La surmédicalisation est donc responsable d'une dangereuse évolution.

De même, si vous espérez améliorer votre espérance de vie en prenant un médicament contre le cholestérol, un autre contre l'hypertension, un autre contre le diabète, en débouchant vos artères avec des stents, vous vous trompez.
Ces traitements ne sont pas efficaces pour prévenir les problèmes cardiovasculaires.

Obtenir une réduction MASSIVE des risques de façon naturelle

Cependant, il existe un moyen de réduire considérablement votre risque : adopter une nutrition et un mode de vie protecteur.
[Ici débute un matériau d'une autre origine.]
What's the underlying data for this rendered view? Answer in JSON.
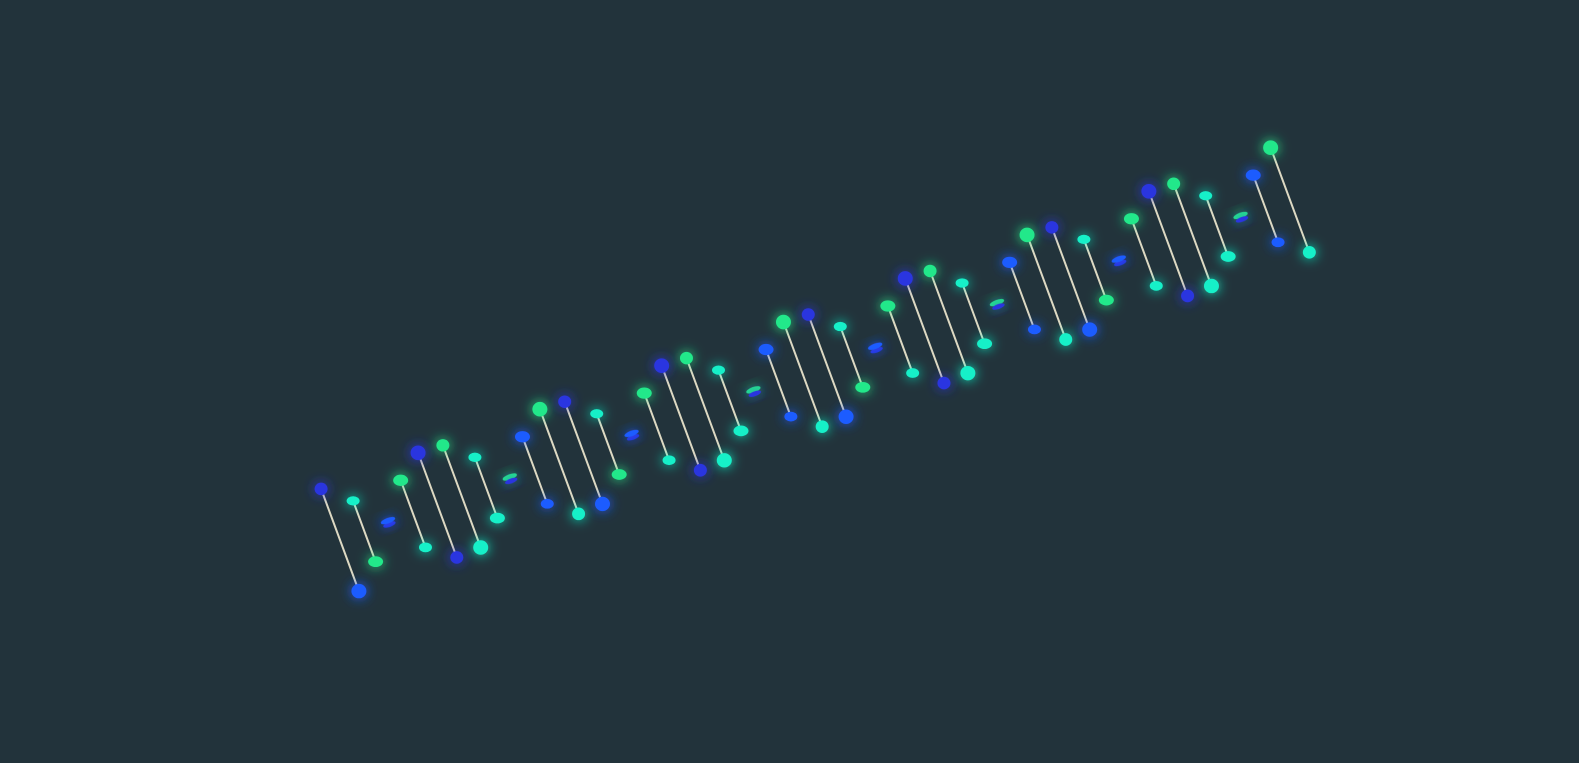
{
  "scene": {
    "background": "#22333b",
    "subject": "dna-double-helix",
    "turns": 4,
    "rungs_per_turn": 10,
    "rung_color": "#f2ecd2",
    "node_palette": {
      "blue": "#1f5bff",
      "indigo": "#2a36e0",
      "cyan": "#17f0c8",
      "green": "#22e88a"
    },
    "node_glow": true
  }
}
Cette nutrition et ce mode de vie sont fondés sur les centaines d'études scientifiques dont de nombreuses que j'ai personnellement conduites avec mes équipes. Nos résultats ont été publiés dans les plus grandes revues scientifiques médicales.

Plus vous vous rapprocherez de cette nutrition et de ce mode de vie, plus les bénéfices en terme de santé seront importants. Et pas seulement en termes de santé cardiovasculaire ! Vous ferez moins d'infarctus, et aussi moins d'AVC, mais aussi moins de cancers, moins de démences, moins de maladies inflammatoires, vous prendrez moins de poids, vous aurez moins de cholestérol et de pression artérielle, et enfin un meilleur moral et plus d'énergie.

Il n'y a pas de miracle en médecine parce qu'en prenant de l'âge, tout se dérègle et s'abîme. A long terme, le risque zéro n'existe donc pas. Ce que je propose ici, ce n'est évidemment pas une assurance sur la vie pour plus d'un siècle ; c'est seulement – mais c'est déjà beaucoup – une réduction massive des risques.

Dans la Lyon Heart Study (Etude de Lyon), que j'ai dirigée dans les années 90, nous avons obtenu une diminution de 70 % du risque, grâce à la diète méditerranéenne. On a parlé de miracle dans les médias. Mais aujourd'hui, nous savons qu'il est possible de faire beaucoup mieux et cela pour deux raisons principales :

-La première, c'est que nous avons beaucoup appris au cours des quinze dernières années en matière de nutrition préventive. Nous – et bien d'autres chercheurs dans le monde – ne sommes pas restés inactifs ;

-La deuxième raison est que nous savons maintenant que l'approche nutritionnelle de la prévention doit s'intégrer dans une modification plus générale du mode de vie. Dans l'Etude de Lyon, nous n'avions testé que la diète méditerranéenne. Mais si on additionne les effets cumulés des modifications nutritionnelles, d'une amélioration de l'activité physique, de la gestion du stress, de l'arrêt du tabac et de la diminution des pollutions atmosphériques et alimentaires, on peut effectivement s'approcher du risque zéro.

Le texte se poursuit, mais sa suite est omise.